Quando sono venuta in visita per il controllo, mentre le mie colleghe erano alle prese con magazzini, controllo dei viveri rimasti e distribuiti, coerenza dei calcoli etc etc, io sono stata “catturata” dalla responsabile del centro che mi ha raccontato tutta la storia della scuola, trascinandomi a vedere ogni angolo e raccontandomi (forse con più dovizia di particolari del necessario) delle difficoltà quotidiane, della solitudine in cui sono lasciati da parte delle istituzioni pubbliche, ma sempre con tanto orgoglio per quello che si è riusciti a fare.

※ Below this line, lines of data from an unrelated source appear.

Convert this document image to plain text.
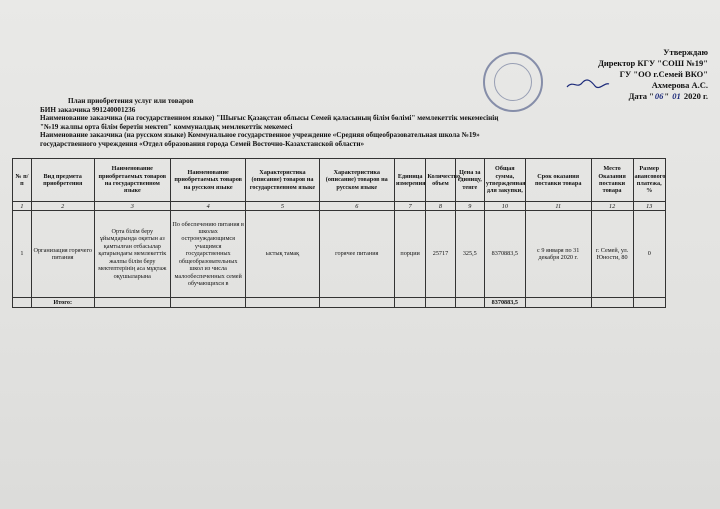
Утверждаю
Директор КГУ "СОШ №19"
ГУ "ОО г.Семей ВКО"
Ахмерова А.С.
Дата "06" 01 2020 г.
План приобретения услуг или товаров
БИН заказчика 991240001236
Наименование заказчика (на государственном языке) "Шығыс Қазақстан облысы Семей қаласының білім бөлімі" мемлекеттік мекемесінің
"№19 жалпы орта білім беретін мектеп" коммуналдық мемлекеттік мекемесі
Наименование заказчика (на русском языке) Коммунальное государственное учреждение «Средняя общеобразовательная школа №19»
государственного учреждения «Отдел образования города Семей Восточно-Казахстанской области»
№ п/п	Вид предмета приобретения	Наименование приобретаемых товаров на государственном языке	Наименование приобретаемых товаров на русском языке	Характеристика (описание) товаров на государственном языке	Характеристика (описание) товаров на русском языке	Единица измерения	Количество, объем	Цена за единицу, тенге	Общая сумма, утвержденная для закупки,	Срок оказания поставки товара	Место Оказания поставки товара	Размер авансового платежа, %
1	2	3	4	5	6	7	8	9	10	11	12	13
1	Организация горячего питания	Орта білім беру ұйымдарында оқитын аз қамтылған отбасылар қатарындағы мемлекеттік жалпы білім беру мектептерінің аса мұқтаж оқушыларына	По обеспечению питания в школах остронуждающимся учащимся государственных общеобразовательных школ из числа малообеспеченных семей обучающихся в	ыстық тамақ	горячее питания	порции	25717	325,5	8370883,5	с 9 января по 31 декабря 2020 г.	г. Семей, ул. Юности, 80	0
	Итого:								8370883,5			
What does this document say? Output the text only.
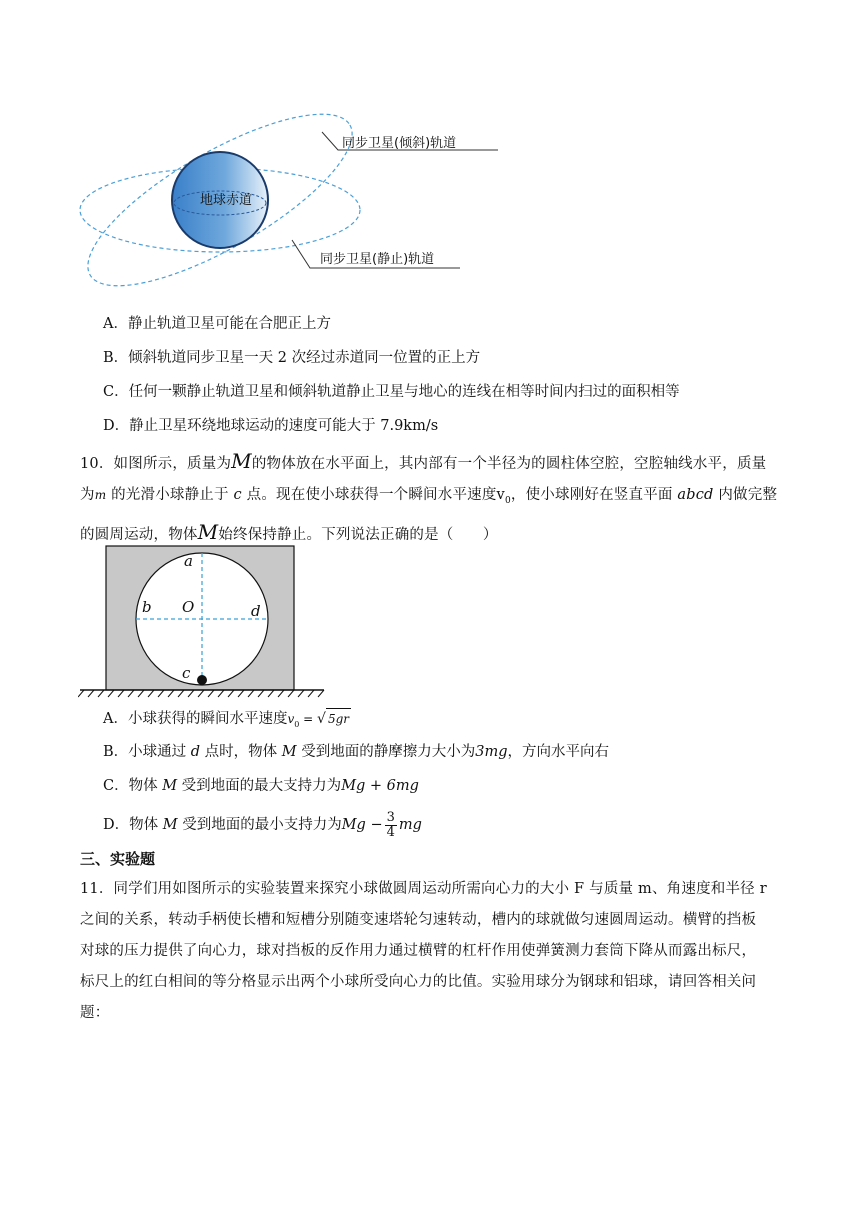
地球赤道
同步卫星(倾斜)轨道
同步卫星(静止)轨道
A．静止轨道卫星可能在合肥正上方
B．倾斜轨道同步卫星一天 2 次经过赤道同一位置的正上方
C．任何一颗静止轨道卫星和倾斜轨道静止卫星与地心的连线在相等时间内扫过的面积相等
D．静止卫星环绕地球运动的速度可能大于 7.9km/s
10．如图所示，质量为M的物体放在水平面上，其内部有一个半径为的圆柱体空腔，空腔轴线水平，质量
为m 的光滑小球静止于 c 点。现在使小球获得一个瞬间水平速度$v_0$，使小球刚好在竖直平面 abcd 内做完整
的圆周运动，物体M始终保持静止。下列说法正确的是（　　）
a
b O	d
c
A．小球获得的瞬间水平速度$v_0$ = √ 5gr
B．小球通过 d 点时，物体 M 受到地面的静摩擦力大小为3mg，方向水平向右
C．物体 M 受到地面的最大支持力为Mg + 6mg
D．物体 M 受到地面的最小支持力为$Mg - \frac{3}{4}$ mg
三、实验题
11．同学们用如图所示的实验装置来探究小球做圆周运动所需向心力的大小 F 与质量 m、角速度和半径 r
之间的关系，转动手柄使长槽和短槽分别随变速塔轮匀速转动，槽内的球就做匀速圆周运动。横臂的挡板
对球的压力提供了向心力，球对挡板的反作用力通过横臂的杠杆作用使弹簧测力套筒下降从而露出标尺，
标尺上的红白相间的等分格显示出两个小球所受向心力的比值。实验用球分为钢球和铝球，请回答相关问
题：
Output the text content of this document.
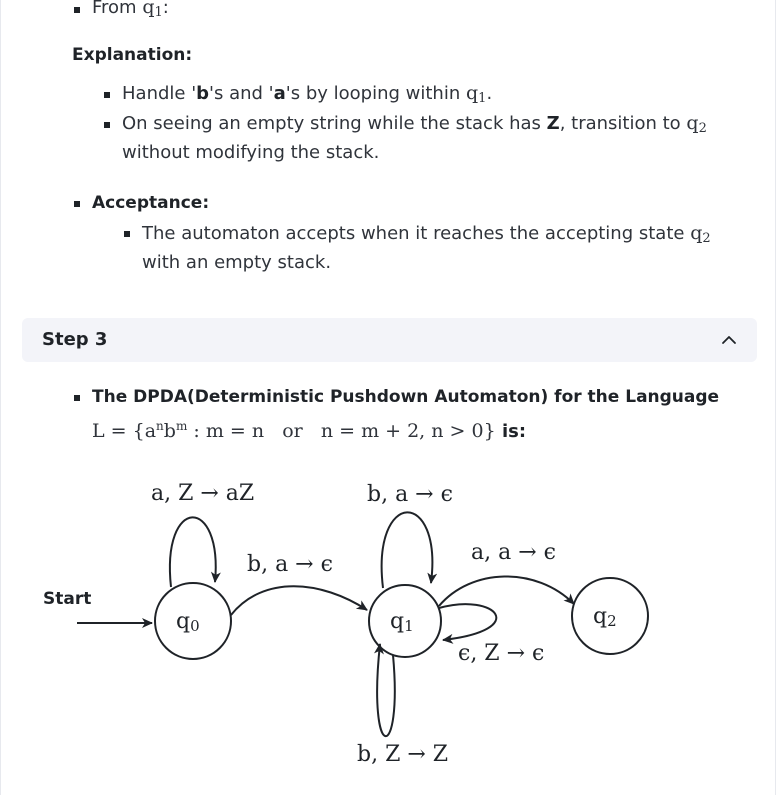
From $q_1$:
Explanation:
Handle 'b's and 'a's by looping within $q_1$.
On seeing an empty string while the stack has Z, transition to $q_2$
without modifying the stack.
Acceptance:
The automaton accepts when it reaches the accepting state $q_2$
with an empty stack.
Step 3
The DPDA(Deterministic Pushdown Automaton) for the Language
$L = \{a^nb^m$ : m = n   or   n = m + 2, n > 0} is:
Start
q0	q1	q2
a, Z → aZ
b, a → ϵ
b, a → ϵ
a, a → ϵ
ϵ, Z → ϵ
b, Z → Z
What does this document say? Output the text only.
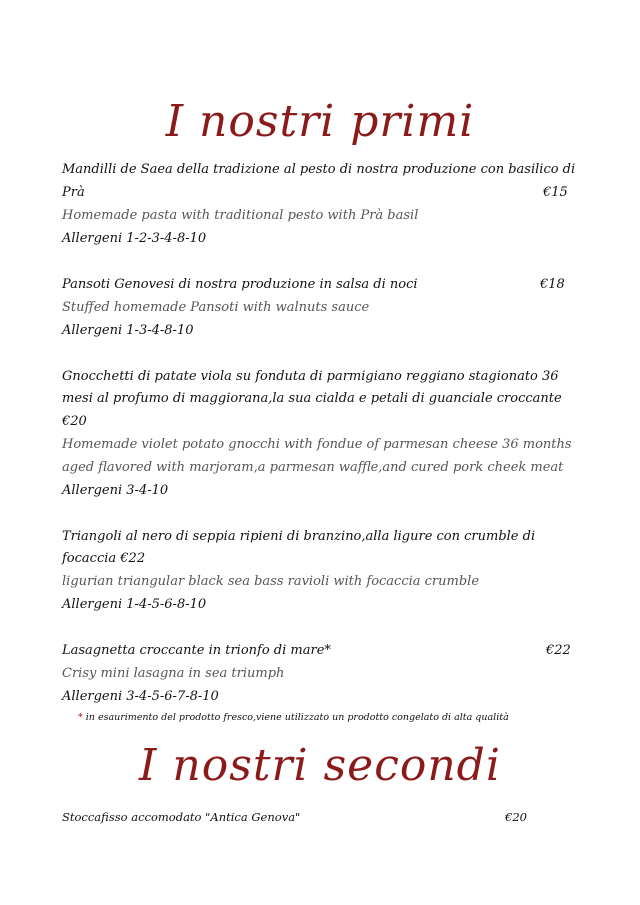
I nostri primi
Mandilli de Saea della tradizione al pesto di nostra produzione con basilico di
Prà	€15
Homemade pasta with traditional pesto with Prà basil
Allergeni 1-2-3-4-8-10
Pansoti Genovesi di nostra produzione in salsa di noci	€18
Stuffed homemade Pansoti with walnuts sauce
Allergeni 1-3-4-8-10
Gnocchetti di patate viola su fonduta di parmigiano reggiano stagionato 36
mesi al profumo di maggiorana,la sua cialda e petali di guanciale croccante
€20
Homemade violet potato gnocchi with fondue of parmesan cheese 36 months
aged flavored with marjoram,a parmesan waffle,and cured pork cheek meat
Allergeni 3-4-10
Triangoli al nero di seppia ripieni di branzino,alla ligure con crumble di
focaccia €22
ligurian triangular black sea bass ravioli with focaccia crumble
Allergeni 1-4-5-6-8-10
Lasagnetta croccante in trionfo di mare*	€22
Crisy mini lasagna in sea triumph
Allergeni 3-4-5-6-7-8-10
* in esaurimento del prodotto fresco,viene utilizzato un prodotto congelato di alta qualità
I nostri secondi
Stoccafisso accomodato "Antica Genova"	€20
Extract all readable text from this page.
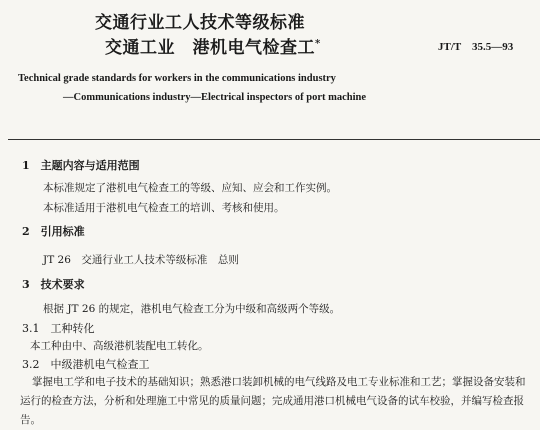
交通行业工人技术等级标准
交通工业　港机电气检查工*	JT/T　35.5—93
Technical grade standards for workers in the communications industry
—Communications industry—Electrical inspectors of port machine
1　主题内容与适用范围
本标准规定了港机电气检查工的等级、应知、应会和工作实例。
本标准适用于港机电气检查工的培训、考核和使用。
2　引用标准
JT 26　交通行业工人技术等级标准　总则
3　技术要求
根据 JT 26 的规定，港机电气检查工分为中级和高级两个等级。
3.1　工种转化
本工种由中、高级港机装配电工转化。
3.2　中级港机电气检查工
掌握电工学和电子技术的基础知识；熟悉港口装卸机械的电气线路及电工专业标准和工艺；掌握设备安装和运行的检查方法，分析和处理施工中常见的质量问题；完成通用港口机械电气设备的试车校验，并编写检查报告。
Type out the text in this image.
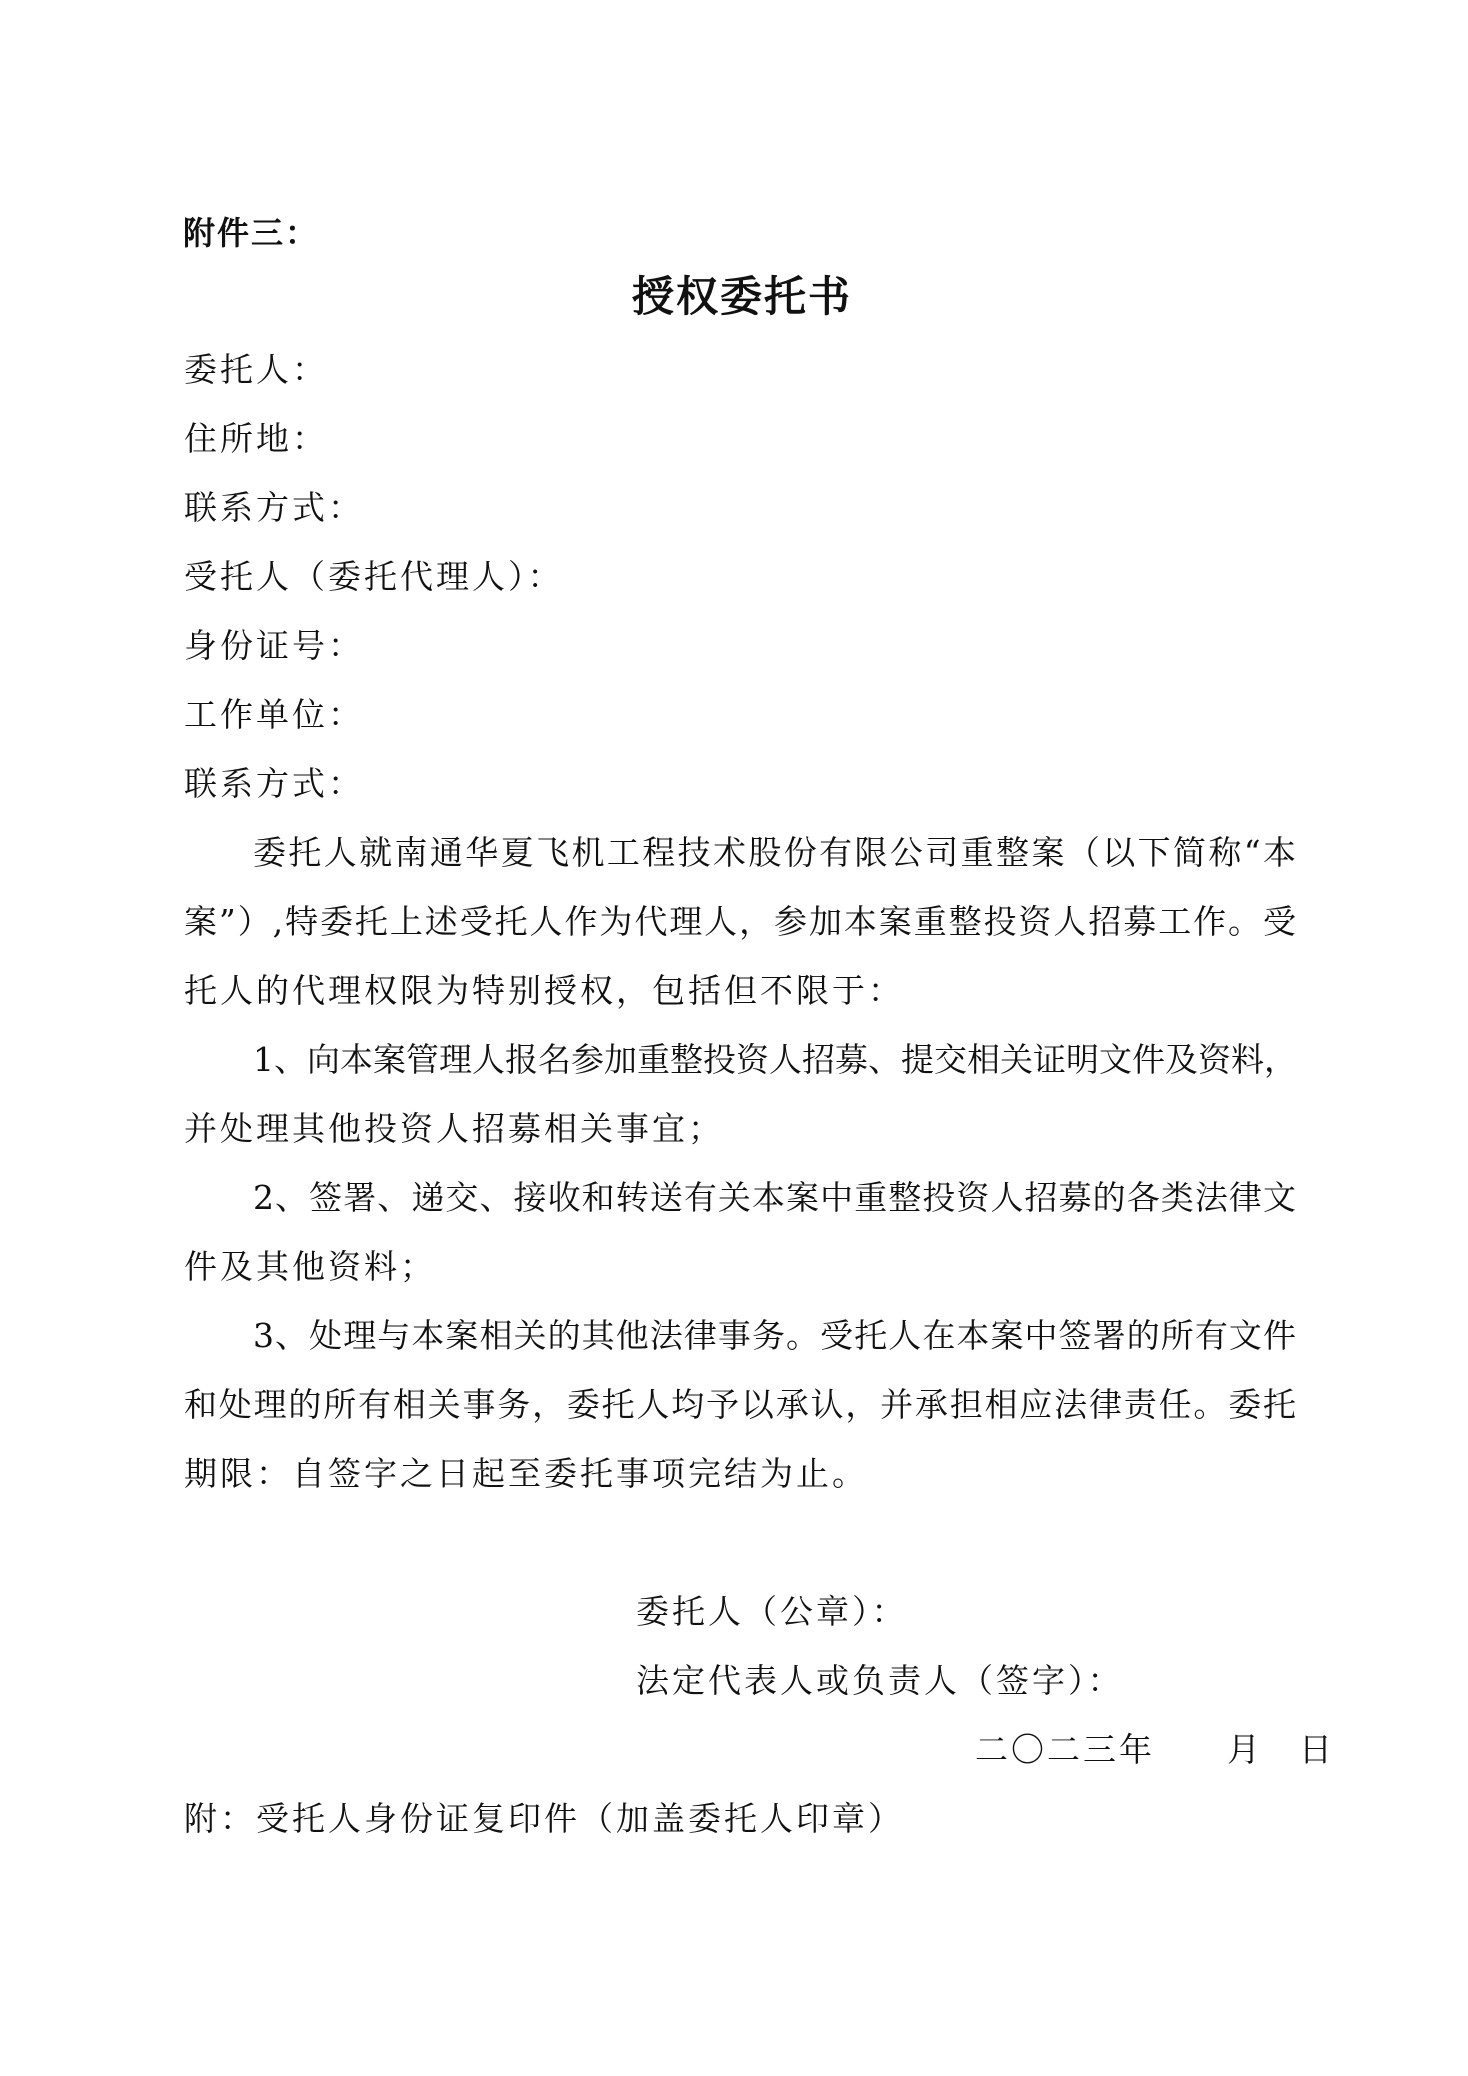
附件三：
授权委托书
委托人：
住所地：
联系方式：
受托人（委托代理人）：
身份证号：
工作单位：
联系方式：
委托人就南通华夏飞机工程技术股份有限公司重整案（以下简称“本
案”）,特委托上述受托人作为代理人，参加本案重整投资人招募工作。受
托人的代理权限为特别授权，包括但不限于：
1、向本案管理人报名参加重整投资人招募、提交相关证明文件及资料，
并处理其他投资人招募相关事宜；
2、签署、递交、接收和转送有关本案中重整投资人招募的各类法律文
件及其他资料；
3、处理与本案相关的其他法律事务。受托人在本案中签署的所有文件
和处理的所有相关事务，委托人均予以承认，并承担相应法律责任。委托
期限：自签字之日起至委托事项完结为止。
委托人（公章）：
法定代表人或负责人（签字）：
二〇二三年　　月　日
附：受托人身份证复印件（加盖委托人印章）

Ho visto i banchi o le sedie in costruzione, della cui semplicità la responsabilie si è scusata (anche più del dovuto vista la situazione media dei centri che ho visitato). Ho visto l’ingegnoso meccanismo per il risparmio dell’acqua messo in piedi: al posto dei rubinetti sono state inserite tre bottiglie con l’acqua (che viene presa dai bimbi dal pozzo) e una con il sapone: i bimbi possono lavarsi le mani ma imparano a fare attenzione al consumo. Ho visto le pareti delle vecchie stalle dipinte con immagini dei cartoni animati dai membri dell’associazione. Sono entrata in tutte le classi (a volte si tratta di un unico stanzone diviso da tende)interrompendo le lezioni  e “costringendo” tutte le volte i bimbi ad alzarsi, fare i saluti di rito e ripetermi tutto quello che hanno imparato durante la giornata, comprese le famose filastrocche sui numeri,  tutto rigorosamente in francese – lingua in cui vengono tenute le lezioni, come ci ha tenuto a dirmi la responsabile, per evitare complessi di inferiorità ai bambini e dare loro un insegnamento di livello il più simile possibile a quello statale, per  quando e se riusciranno ad entrare nel sistema pubblico-.    Ero ben consapevole che molte delle cose che mi venivano dette e mostrate erano fatte apposta per colpire la mia sensibilità come quella di qualunque visitatore e catturare possibili finanziamenti, ma confesso che sono riuscite lo stesso a farmi sorridere e commuovermi.
La scuola resta isolata e la stessa responsabile mi dice che non sa quale sarà il destino di questi bambini se, anche superati gli esami, nessuno potrà più pagare le tasse scolastiche per loro. Ho provato imbarazzo quando mi sono sentita ringraziare per il nostro-mio lavoro, per quello che facciamo, per l’aiuto che diamo, mentre mi sembra di non fare e non poter fare praticamente nulla. Mi sembrava bello poter almeno raccontare quello che ho visto.